Ни в какую драку ни со стариком, ни со старухой Громов не собирался вступать. Только спросил, куда девалась Вика и отдают ли они себе отчет, что она несовершеннолетняя. И за одно только похищение ее из дому можно получить срок?
«Которая это? — спросила старуха. — Чернявая, какая ночью прибегала? Какая его с места сорвала? А тебе она кто?»
«Сестра, — ответил Громов, не моргнув. — Отец уже в милицию позвонил, там разберутся».
Чьего отца он имел в виду? Викиного? Своего? Моего? И почему они с Генкой ночью оказались на Тенистой? Дело в том, что адреса Поливанова, как ни странно, Вика не знала. Никто не знал, кроме Грома. Тогда ночью Вика вызвала Володьку и сказала: «Пусть они все в окна попрыгают, а я буду с ним». Вид у нее при этом был взрослый, самоуверенный, а в руках та самая планшетка, где лежала теперь уже почти бесполезная косметичка и две толстых тетради, неизвестно почему такой уж тайный дневник (когда только она успела сделать те записи?).
Громов стал уговаривать Вику дождаться утра, но Вика так притопнула — Володька понял: действительно ей необходимо увидеть Поливанова сейчас же.

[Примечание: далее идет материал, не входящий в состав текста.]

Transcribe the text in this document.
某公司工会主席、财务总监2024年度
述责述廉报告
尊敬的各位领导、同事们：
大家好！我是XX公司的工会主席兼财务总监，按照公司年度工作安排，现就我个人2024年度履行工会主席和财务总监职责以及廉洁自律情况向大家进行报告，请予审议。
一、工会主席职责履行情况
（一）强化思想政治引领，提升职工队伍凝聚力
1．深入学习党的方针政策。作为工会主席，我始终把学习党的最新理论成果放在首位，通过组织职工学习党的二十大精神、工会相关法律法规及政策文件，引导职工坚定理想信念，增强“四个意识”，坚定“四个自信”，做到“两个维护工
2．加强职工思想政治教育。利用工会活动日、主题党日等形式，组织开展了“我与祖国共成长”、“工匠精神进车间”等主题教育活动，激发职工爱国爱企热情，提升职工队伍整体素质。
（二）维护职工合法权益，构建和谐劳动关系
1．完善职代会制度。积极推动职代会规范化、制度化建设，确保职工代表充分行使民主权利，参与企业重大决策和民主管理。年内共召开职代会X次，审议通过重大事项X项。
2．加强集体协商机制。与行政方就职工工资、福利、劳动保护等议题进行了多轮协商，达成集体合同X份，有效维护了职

К тому же у Громова были одни подозрения и никакой уверенности. А у Вики одна уверенность.
В конце концов он довел ее до дома на Тенистой, а сам, подождав немного, побежал к Генке и снова, с ним, вернулся. Но было поздно.
Когда он вел свои разговоры со стариком и старухой, в доме не было уже не только Вики с Поливановым, но и золота. А в соседнем, через забор, Квадрат тоже собирался в путь. И считал, что времени у него по крайней мере до восьми — десяти утра.
Он собирался в своем доме, рядом, а старуха Горбенко маялась оттого, что хотела его предупредить, поторопить как-то. Может, она думала: удерет Квадрат, унесет свою долю, а с них, стариков, какой спрос?
Во всяком случае, за спиной Громова она сигналила и сигналила глазами своему старику, чтоб он все-таки как-то изловчился, предупредил соседей, с которыми столько лет и дружили и переругивались через забор, выясняя, с чьей крыши больше течет на участок или чья коза сжевала молодую капусту. Соседей, с которыми, месяца не прошло, как копали канаву, вели воду в дом, нашли какие-то непонятные цацки; с них все и началось.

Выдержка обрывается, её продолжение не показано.